Со всеми, кого я знал лично и не знал никак, Михаил Константинович меня знакомил, добавляя разного рода славословия и эпитеты, которые в большинстве своем воспринимались знаменитыми советскими гражданами как шутка веселого, но несерьезного человека. «Очень приятно», — скупо роняли они.
— Михаил Константинович, ты уж, это самое, не очень-то меня, провинциала, смущай.
— Ничего, ничего, пусть знают наших. А то раздули зобы, как питерские голуби, что топчут самок прямо на голове памятника великой царице Екатерине и от страсти обделали его так, что пришлось металлическую сетку на бабу надевать. Ты не знаешь? Покажу потом. И смех и грех.
Показал и этот действительно прекрасный памятник, до безобразия обгаженный птицами, не признающими достижений нашего человеческого искусства, Петербург показал, но главное, пригласил в свою великолепную мастерскую и показал еще в темно-синей питерской глине сотворенного Чехова.
И Пушкиных, и Чеховых кругом было очень много, толпы целые гениев в гипсе, в мраморе, в камне, в глине.

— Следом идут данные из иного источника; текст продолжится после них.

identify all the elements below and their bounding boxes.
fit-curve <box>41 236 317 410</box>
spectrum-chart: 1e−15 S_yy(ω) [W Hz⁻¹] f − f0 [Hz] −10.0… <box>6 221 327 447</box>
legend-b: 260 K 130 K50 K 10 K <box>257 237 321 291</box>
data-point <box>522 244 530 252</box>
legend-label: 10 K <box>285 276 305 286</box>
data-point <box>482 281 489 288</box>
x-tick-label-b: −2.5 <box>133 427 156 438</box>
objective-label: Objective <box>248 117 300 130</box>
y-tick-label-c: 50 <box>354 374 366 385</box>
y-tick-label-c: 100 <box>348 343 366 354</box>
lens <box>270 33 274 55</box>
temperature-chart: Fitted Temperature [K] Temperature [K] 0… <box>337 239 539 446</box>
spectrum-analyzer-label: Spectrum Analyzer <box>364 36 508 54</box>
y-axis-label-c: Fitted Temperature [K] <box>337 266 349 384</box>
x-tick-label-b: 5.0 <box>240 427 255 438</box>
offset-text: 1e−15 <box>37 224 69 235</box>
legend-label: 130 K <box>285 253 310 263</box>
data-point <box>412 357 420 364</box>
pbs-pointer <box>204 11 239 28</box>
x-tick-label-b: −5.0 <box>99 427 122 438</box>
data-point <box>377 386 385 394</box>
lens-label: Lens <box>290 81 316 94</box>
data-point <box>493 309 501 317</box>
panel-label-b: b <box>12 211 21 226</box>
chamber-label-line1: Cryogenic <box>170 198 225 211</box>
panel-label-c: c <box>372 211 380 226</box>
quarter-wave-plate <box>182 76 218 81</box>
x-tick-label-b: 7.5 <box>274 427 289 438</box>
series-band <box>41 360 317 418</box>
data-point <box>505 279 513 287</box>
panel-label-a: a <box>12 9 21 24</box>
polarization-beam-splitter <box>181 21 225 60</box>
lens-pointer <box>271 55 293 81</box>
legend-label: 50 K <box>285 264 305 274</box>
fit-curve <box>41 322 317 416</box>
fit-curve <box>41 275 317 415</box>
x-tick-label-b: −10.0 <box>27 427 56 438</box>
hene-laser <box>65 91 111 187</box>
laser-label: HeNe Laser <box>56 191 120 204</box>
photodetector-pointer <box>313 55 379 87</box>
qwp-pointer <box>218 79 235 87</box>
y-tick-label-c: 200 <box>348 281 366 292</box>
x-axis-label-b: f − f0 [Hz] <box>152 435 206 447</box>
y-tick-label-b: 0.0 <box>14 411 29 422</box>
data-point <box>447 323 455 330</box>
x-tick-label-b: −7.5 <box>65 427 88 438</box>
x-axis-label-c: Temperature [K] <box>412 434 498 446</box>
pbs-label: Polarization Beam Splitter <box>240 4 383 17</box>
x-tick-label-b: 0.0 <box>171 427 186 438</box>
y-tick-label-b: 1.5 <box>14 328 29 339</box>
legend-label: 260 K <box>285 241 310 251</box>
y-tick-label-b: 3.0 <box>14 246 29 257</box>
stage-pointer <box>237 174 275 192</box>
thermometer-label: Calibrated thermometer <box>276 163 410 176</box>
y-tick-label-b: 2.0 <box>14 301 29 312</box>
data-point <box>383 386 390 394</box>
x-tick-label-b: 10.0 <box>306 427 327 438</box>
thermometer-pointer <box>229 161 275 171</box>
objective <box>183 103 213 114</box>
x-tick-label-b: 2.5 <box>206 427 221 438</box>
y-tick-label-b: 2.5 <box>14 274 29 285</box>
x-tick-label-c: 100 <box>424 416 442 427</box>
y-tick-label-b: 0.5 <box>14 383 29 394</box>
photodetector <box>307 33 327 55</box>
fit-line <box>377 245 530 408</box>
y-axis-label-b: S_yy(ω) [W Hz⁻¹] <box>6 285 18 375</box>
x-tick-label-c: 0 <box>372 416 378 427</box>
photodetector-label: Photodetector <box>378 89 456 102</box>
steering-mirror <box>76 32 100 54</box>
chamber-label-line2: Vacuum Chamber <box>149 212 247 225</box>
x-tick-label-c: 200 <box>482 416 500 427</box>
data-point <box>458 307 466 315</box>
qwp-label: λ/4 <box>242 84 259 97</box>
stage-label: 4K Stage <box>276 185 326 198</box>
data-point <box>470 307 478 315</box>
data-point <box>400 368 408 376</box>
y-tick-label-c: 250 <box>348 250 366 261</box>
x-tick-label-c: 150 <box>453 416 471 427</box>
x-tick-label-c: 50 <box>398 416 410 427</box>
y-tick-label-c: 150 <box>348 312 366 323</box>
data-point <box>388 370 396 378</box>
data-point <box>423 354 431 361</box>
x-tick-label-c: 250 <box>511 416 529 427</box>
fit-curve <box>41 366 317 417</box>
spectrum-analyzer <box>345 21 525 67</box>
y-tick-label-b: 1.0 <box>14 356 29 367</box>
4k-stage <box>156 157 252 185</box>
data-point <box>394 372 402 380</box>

— А как ты думал, дорогой? Прежде чем к человеку подберешься, да еще к такому, как Пушкин, ох сколько надо подобий его сотворить. Ты ведь, слышал я, по восемь да по десять раз переписываешь свои вещи, я и вовсе обязан. Персоны-то какие! Пробовать, пробовать, пробовать. Лепить, лепить, потому как наглядно, и все должны согласиться — это вот «мой» Пушкин, «мой» Чехов.
— А чирку-то зачем этому вот Чехову приделал? Целомудренный, застенчивый доктор, а ты его в краску вгоняешь, фулиганничаешь!
— Ничего я не фулиганничаю. Была ведь и у него, целомудренного, какая-никакая чирка. Кроме того, все вы, и ты тоже, мало и невнимательно читаете и понимаете Чехова. Там есть все, и Бог в душе, и чирка под штанами, которую он отнюдь в маринаде не держал. Это я утверждаю как человек, прочитавший, и не по одному разу, Чехова и о Чехове многое, а он вот мне не дается. Сложный, скрытный от людей человек, о котором существует в русском народе и мировом читателе свое непреложное представление. И у меня тоже издавна оно существует. Свое. Мне стереотип надобно сломать, разрушить, добраться до души Антона Павловича, он же вот не дается и не дается… — И что-то прилепил, комок, скорее обмылок к сырой скульптуре, разгладил глину пальцами, потом острым скребком складочку какую-то, почти невидимую глазу, сделал, смотрит, смотрит, руки грязной тряпкой вытирает. — Ах ты, Антон Павлович, Антон Павлович, тихий доктор! Поддался бы, я бы еще кой-чего сделал, да хоть вот коллегу твоего нынешнего слепил бы, вон он зубоскалит, подначивает меня, смехуечки ему, а я тут с тобой хоть плачь… Ну ладно, отдыхай, мы с гостем чай пить пойдем, может, чего и покрепче освоим.